Volume XLII-1
Int. Arch. Photogramm. Remote Sens. Spatial Inf. Sci., XLII-1, 247-250, 2018
https://doi.org/10.5194/isprs-archives-XLII-1-247-2018
© Author(s) 2018. This work is distributed under
the Creative Commons Attribution 4.0 License.
Int. Arch. Photogramm. Remote Sens. Spatial Inf. Sci., XLII-1, 247-250, 2018
https://doi.org/10.5194/isprs-archives-XLII-1-247-2018
© Author(s) 2018. This work is distributed under
the Creative Commons Attribution 4.0 License.

  26 Sep 2018

26 Sep 2018

LOCALIZATION OF A CAR BASED ON MULTI-SENSOR FUSION

H. Kim and I. Lee H. Kim and I. Lee
  • Dept. of Geoinformatics, The University of Seoul, 163 Seoulsiripdaero, Dongdaemun-gu, Seoul, Republic of Korea

Keywords: Navigation, Positioning, Kalman Filter, Sensor Fusion

Abstract. The vehicle localization is an essential component for stable autonomous car operation. There are many algorithms for the vehicle localization. However, it still needs much improvement in terms of its accuracy and cost. In this paper, sensor fusion based localization algorithm is used for solving this problem. Our sensor system is composed of in-vehicle sensors, GPS and vision sensors. The localization algorithm is based on extended Kalman filter and it has time update step and measurement update step. In the time update step, in-vehicle sensors are used such as yaw-rate and speed sensor. And GPS and vision sensor information are used to update the vehicle position in the measurement update step.We use visual odometry library to process vision sensor data and generate the moving distance and direction of the car. Especially, when performing visual odometry we use georeferenced image database to reduce the error accumulation.

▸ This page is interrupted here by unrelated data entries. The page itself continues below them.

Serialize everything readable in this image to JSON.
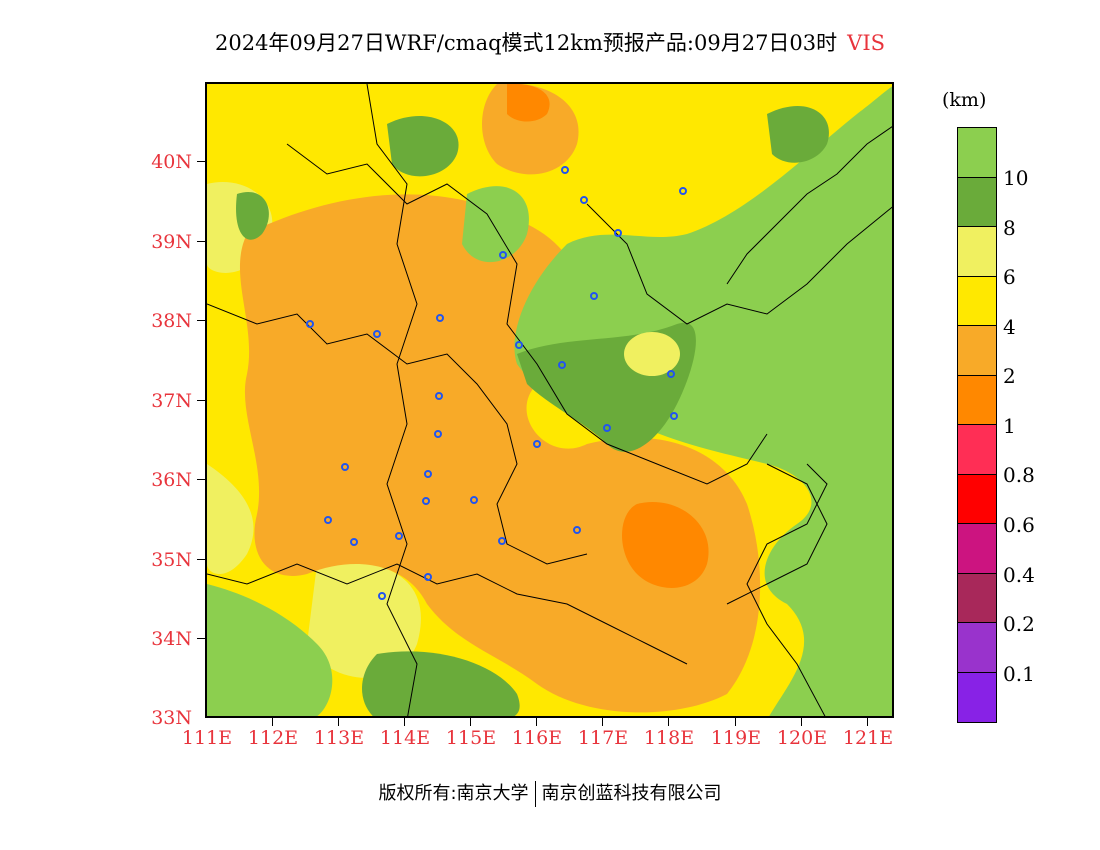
{
  "title": {
    "main": "2024年09月27日WRF/cmaq模式12km预报产品:09月27日03时",
    "variable": "VIS"
  },
  "axes": {
    "lat_labels": [
      "40N",
      "39N",
      "38N",
      "37N",
      "36N",
      "35N",
      "34N",
      "33N"
    ],
    "lon_labels": [
      "111E",
      "112E",
      "113E",
      "114E",
      "115E",
      "116E",
      "117E",
      "118E",
      "119E",
      "120E",
      "121E"
    ]
  },
  "colorbar": {
    "unit": "(km)",
    "labels": [
      "10",
      "8",
      "6",
      "4",
      "2",
      "1",
      "0.8",
      "0.6",
      "0.4",
      "0.2",
      "0.1"
    ],
    "colors": [
      "#8ccf4f",
      "#6aab3a",
      "#f0f060",
      "#ffe800",
      "#f8aa28",
      "#ff8800",
      "#ff2e55",
      "#ff0000",
      "#cc1480",
      "#a8285a",
      "#9933cc",
      "#8822e6"
    ]
  },
  "footer": {
    "left": "版权所有:南京大学",
    "right": "南京创蓝科技有限公司"
  },
  "chart_data": {
    "type": "heatmap",
    "title": "2024年09月27日WRF/cmaq模式12km预报产品:09月27日03时 VIS",
    "xlim": [
      111,
      121.4
    ],
    "ylim": [
      33,
      41
    ],
    "unit": "km",
    "levels": [
      0.1,
      0.2,
      0.4,
      0.6,
      0.8,
      1,
      2,
      4,
      6,
      8,
      10
    ]
  }
}
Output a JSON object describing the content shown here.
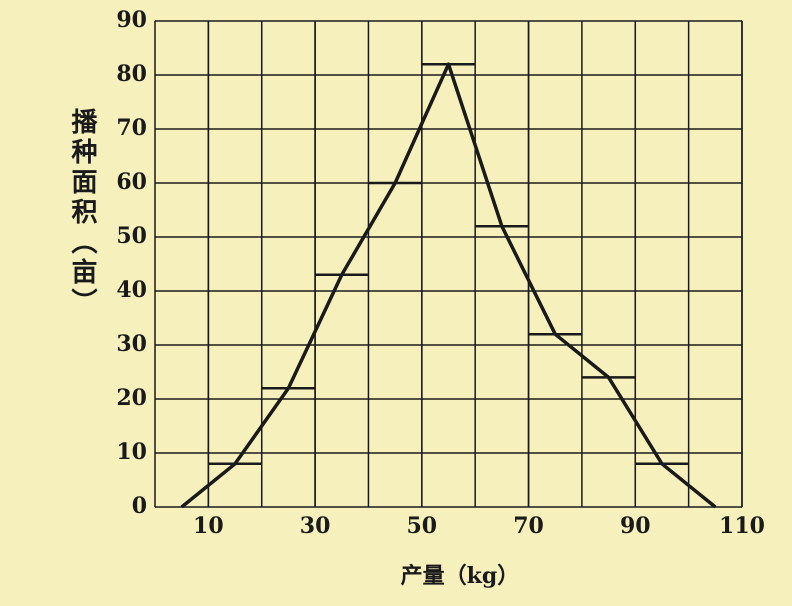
{
  "chart_data": {
    "type": "histogram",
    "x_label": "产量（kg）",
    "y_label": "播种面积（亩）",
    "bins": [
      10,
      20,
      30,
      40,
      50,
      60,
      70,
      80,
      90,
      100
    ],
    "counts": [
      8,
      22,
      43,
      60,
      82,
      52,
      32,
      24,
      8
    ],
    "polygon": {
      "x": [
        5,
        15,
        25,
        35,
        45,
        55,
        65,
        75,
        85,
        95,
        105
      ],
      "values": [
        0,
        8,
        22,
        43,
        60,
        82,
        52,
        32,
        24,
        8,
        0
      ]
    },
    "color": "#1a1a1a",
    "xlim": [
      0,
      110
    ],
    "ylim": [
      0,
      90
    ],
    "xticks": [
      10,
      30,
      50,
      70,
      90,
      110
    ],
    "yticks": [
      0,
      10,
      20,
      30,
      40,
      50,
      60,
      70,
      80,
      90
    ],
    "grid": true
  }
}
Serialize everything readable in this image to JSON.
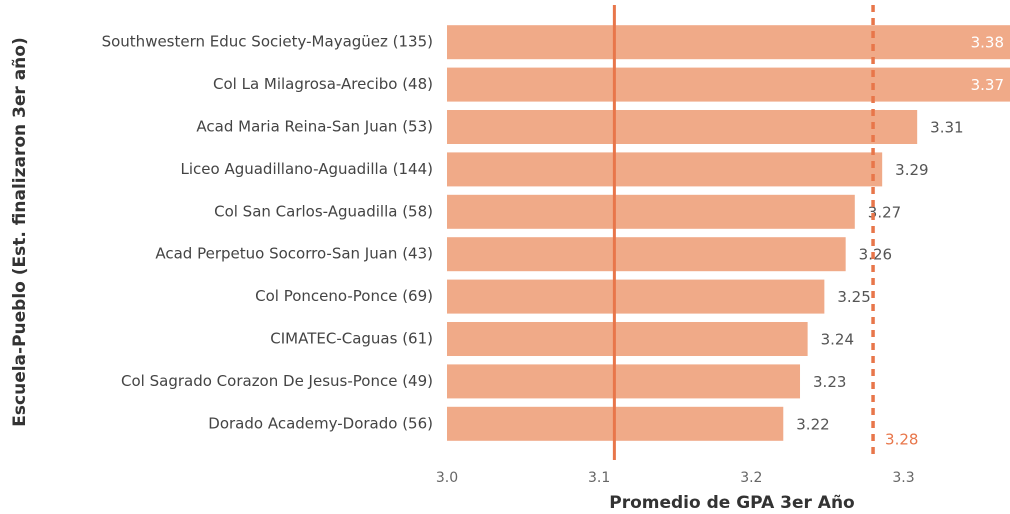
{
  "chart_data": {
    "type": "bar",
    "orientation": "horizontal",
    "x_label": "Promedio de GPA 3er Año",
    "y_label": "Escuela-Pueblo (Est. finalizaron 3er año)",
    "categories": [
      "Southwestern Educ Society-Mayagüez (135)",
      "Col La Milagrosa-Arecibo (48)",
      "Acad Maria Reina-San Juan (53)",
      "Liceo Aguadillano-Aguadilla (144)",
      "Col San Carlos-Aguadilla (58)",
      "Acad Perpetuo Socorro-San Juan (43)",
      "Col Ponceno-Ponce (69)",
      "CIMATEC-Caguas (61)",
      "Col Sagrado Corazon De Jesus-Ponce (49)",
      "Dorado Academy-Dorado (56)"
    ],
    "values": [
      3.38,
      3.37,
      3.309,
      3.286,
      3.268,
      3.262,
      3.248,
      3.237,
      3.232,
      3.221
    ],
    "value_labels": [
      "3.38",
      "3.37",
      "3.31",
      "3.29",
      "3.27",
      "3.26",
      "3.25",
      "3.24",
      "3.23",
      "3.22"
    ],
    "color": "#f0aa88",
    "xlim": [
      3.0,
      3.37
    ],
    "xticks": [
      {
        "value": 3.0,
        "label": "3.0"
      },
      3.1,
      3.2,
      3.3
    ],
    "mean_line": 3.11,
    "target_line": 3.28,
    "line_color": "#e8764a"
  }
}
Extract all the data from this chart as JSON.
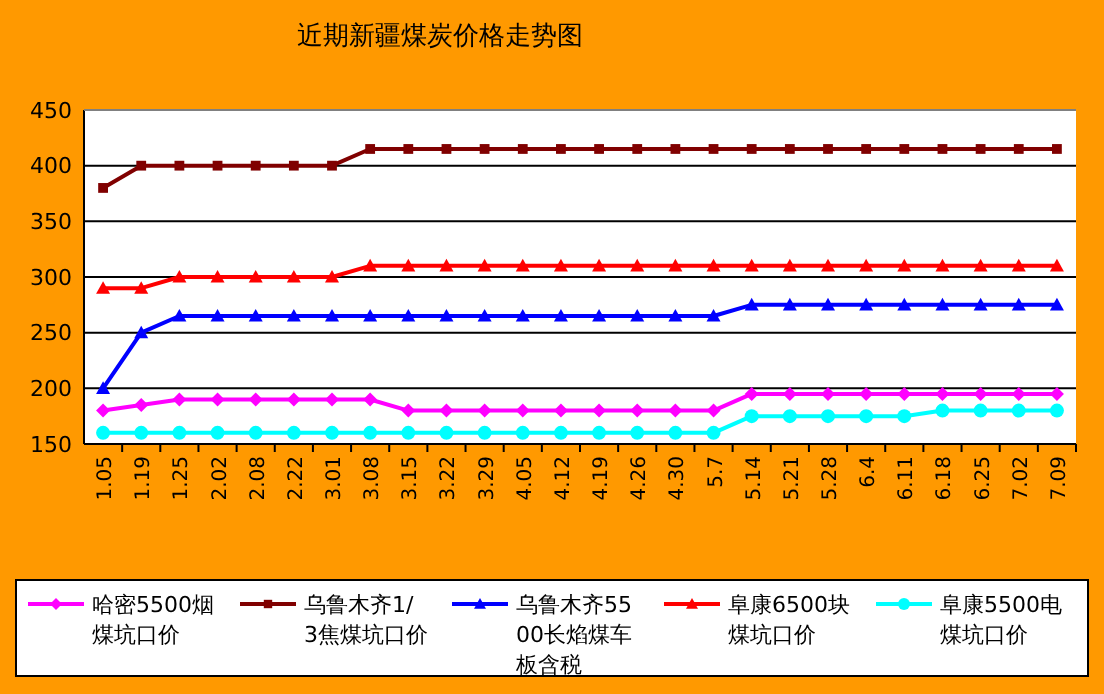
{
  "chart_data": {
    "type": "line",
    "title": "近期新疆煤炭价格走势图",
    "categories": [
      "1.05",
      "1.19",
      "1.25",
      "2.02",
      "2.08",
      "2.22",
      "3.01",
      "3.08",
      "3.15",
      "3.22",
      "3.29",
      "4.05",
      "4.12",
      "4.19",
      "4.26",
      "4.30",
      "5.7",
      "5.14",
      "5.21",
      "5.28",
      "6.4",
      "6.11",
      "6.18",
      "6.25",
      "7.02",
      "7.09"
    ],
    "series": [
      {
        "name": "哈密5500烟煤坑口价",
        "color": "#ff00ff",
        "marker": "diamond",
        "values": [
          180,
          185,
          190,
          190,
          190,
          190,
          190,
          190,
          180,
          180,
          180,
          180,
          180,
          180,
          180,
          180,
          180,
          195,
          195,
          195,
          195,
          195,
          195,
          195,
          195,
          195
        ]
      },
      {
        "name": "乌鲁木齐1/3焦煤坑口价",
        "color": "#800000",
        "marker": "square",
        "values": [
          380,
          400,
          400,
          400,
          400,
          400,
          400,
          415,
          415,
          415,
          415,
          415,
          415,
          415,
          415,
          415,
          415,
          415,
          415,
          415,
          415,
          415,
          415,
          415,
          415,
          415
        ]
      },
      {
        "name": "乌鲁木齐5500长焰煤车板含税",
        "color": "#0000ff",
        "marker": "triangle",
        "values": [
          200,
          250,
          265,
          265,
          265,
          265,
          265,
          265,
          265,
          265,
          265,
          265,
          265,
          265,
          265,
          265,
          265,
          275,
          275,
          275,
          275,
          275,
          275,
          275,
          275,
          275
        ]
      },
      {
        "name": "阜康6500块煤坑口价",
        "color": "#ff0000",
        "marker": "triangle",
        "values": [
          290,
          290,
          300,
          300,
          300,
          300,
          300,
          310,
          310,
          310,
          310,
          310,
          310,
          310,
          310,
          310,
          310,
          310,
          310,
          310,
          310,
          310,
          310,
          310,
          310,
          310
        ]
      },
      {
        "name": "阜康5500电煤坑口价",
        "color": "#00ffff",
        "marker": "circle",
        "values": [
          160,
          160,
          160,
          160,
          160,
          160,
          160,
          160,
          160,
          160,
          160,
          160,
          160,
          160,
          160,
          160,
          160,
          175,
          175,
          175,
          175,
          175,
          180,
          180,
          180,
          180
        ]
      }
    ],
    "ylim": [
      150,
      450
    ],
    "yticks": [
      150,
      200,
      250,
      300,
      350,
      400,
      450
    ],
    "grid": "y",
    "legend": "bottom"
  }
}
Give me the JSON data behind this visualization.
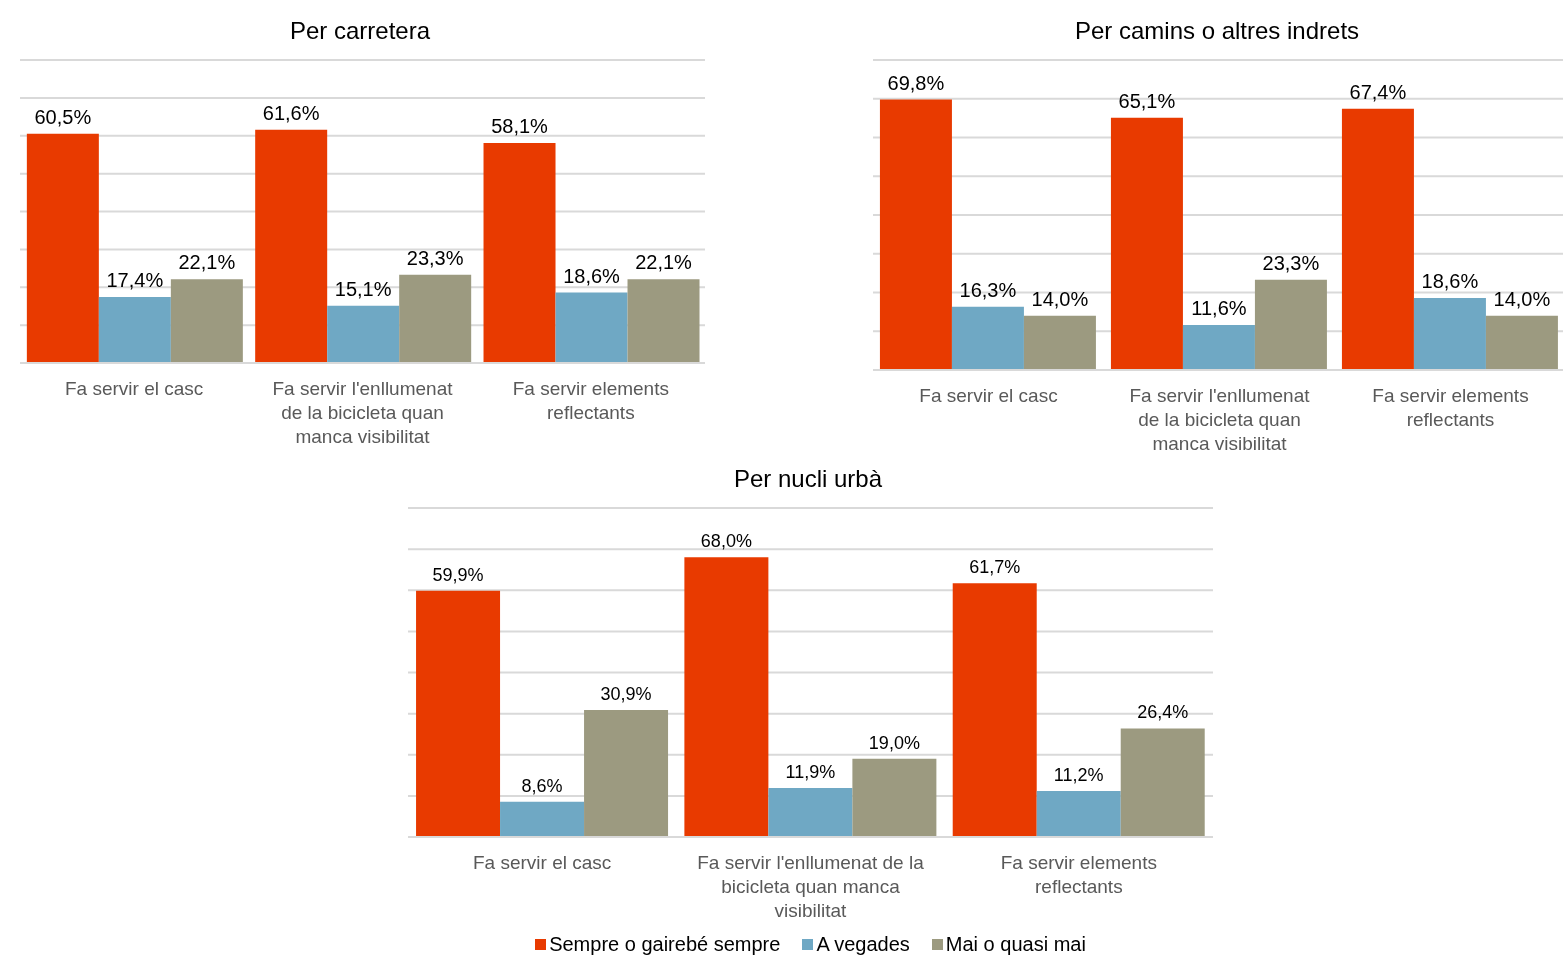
{
  "chart_data": [
    {
      "type": "bar",
      "title": "Per carretera",
      "categories": [
        "Fa servir el casc",
        "Fa servir l'enllumenat de la bicicleta quan manca visibilitat",
        "Fa servir elements reflectants"
      ],
      "ylim": [
        0,
        80
      ],
      "yticks": [
        0,
        10,
        20,
        30,
        40,
        50,
        60,
        70,
        80
      ],
      "grid": "y",
      "tick_labels": "x",
      "series": [
        {
          "color": "#e83a00",
          "values": [
            60.5,
            61.6,
            58.1
          ],
          "value_labels": [
            "60,5%",
            "61,6%",
            "58,1%"
          ]
        },
        {
          "color": "#6fa8c4",
          "values": [
            17.4,
            15.1,
            18.6
          ],
          "value_labels": [
            "17,4%",
            "15,1%",
            "18,6%"
          ]
        },
        {
          "color": "#9c9a80",
          "values": [
            22.1,
            23.3,
            22.1
          ],
          "value_labels": [
            "22,1%",
            "23,3%",
            "22,1%"
          ]
        }
      ]
    },
    {
      "type": "bar",
      "title": "Per camins o altres indrets",
      "categories": [
        "Fa servir el casc",
        "Fa servir l'enllumenat de la bicicleta quan manca visibilitat",
        "Fa servir elements reflectants"
      ],
      "ylim": [
        0,
        80
      ],
      "yticks": [
        0,
        10,
        20,
        30,
        40,
        50,
        60,
        70,
        80
      ],
      "grid": "y",
      "tick_labels": "x",
      "series": [
        {
          "color": "#e83a00",
          "values": [
            69.8,
            65.1,
            67.4
          ],
          "value_labels": [
            "69,8%",
            "65,1%",
            "67,4%"
          ]
        },
        {
          "color": "#6fa8c4",
          "values": [
            16.3,
            11.6,
            18.6
          ],
          "value_labels": [
            "16,3%",
            "11,6%",
            "18,6%"
          ]
        },
        {
          "color": "#9c9a80",
          "values": [
            14.0,
            23.3,
            14.0
          ],
          "value_labels": [
            "14,0%",
            "23,3%",
            "14,0%"
          ]
        }
      ]
    },
    {
      "type": "bar",
      "title": "Per nucli urbà",
      "categories": [
        "Fa servir el casc",
        "Fa servir l'enllumenat de la bicicleta quan manca visibilitat",
        "Fa servir elements reflectants"
      ],
      "ylim": [
        0,
        80
      ],
      "yticks": [
        0,
        10,
        20,
        30,
        40,
        50,
        60,
        70,
        80
      ],
      "grid": "y",
      "tick_labels": "x",
      "legend": "bottom",
      "series": [
        {
          "name": "Sempre o gairebé sempre",
          "color": "#e83a00",
          "values": [
            59.9,
            68.0,
            61.7
          ],
          "value_labels": [
            "59,9%",
            "68,0%",
            "61,7%"
          ]
        },
        {
          "name": "A vegades",
          "color": "#6fa8c4",
          "values": [
            8.6,
            11.9,
            11.2
          ],
          "value_labels": [
            "8,6%",
            "11,9%",
            "11,2%"
          ]
        },
        {
          "name": "Mai o quasi mai",
          "color": "#9c9a80",
          "values": [
            30.9,
            19.0,
            26.4
          ],
          "value_labels": [
            "30,9%",
            "19,0%",
            "26,4%"
          ]
        }
      ]
    }
  ]
}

Through the experiments, the proposed localization algorithm is verified and evaluated. The RMS errors of the estimated result from the proposed algorithm are about 4.3 m. This result shows about 40 % improvement in accuracy even in comparison with the result from the GPS only method. It shows the possibility to use proposed localization algorithm. However, it is still necessary to improve the accuracy for applying this algorithm to the autonomous car. Therefore, we plan to use multiple cameras (rear cameras or AVM cameras) and more information such as high-definition map or V2X communication. And the filter and error modelling also need to be changed for the better results.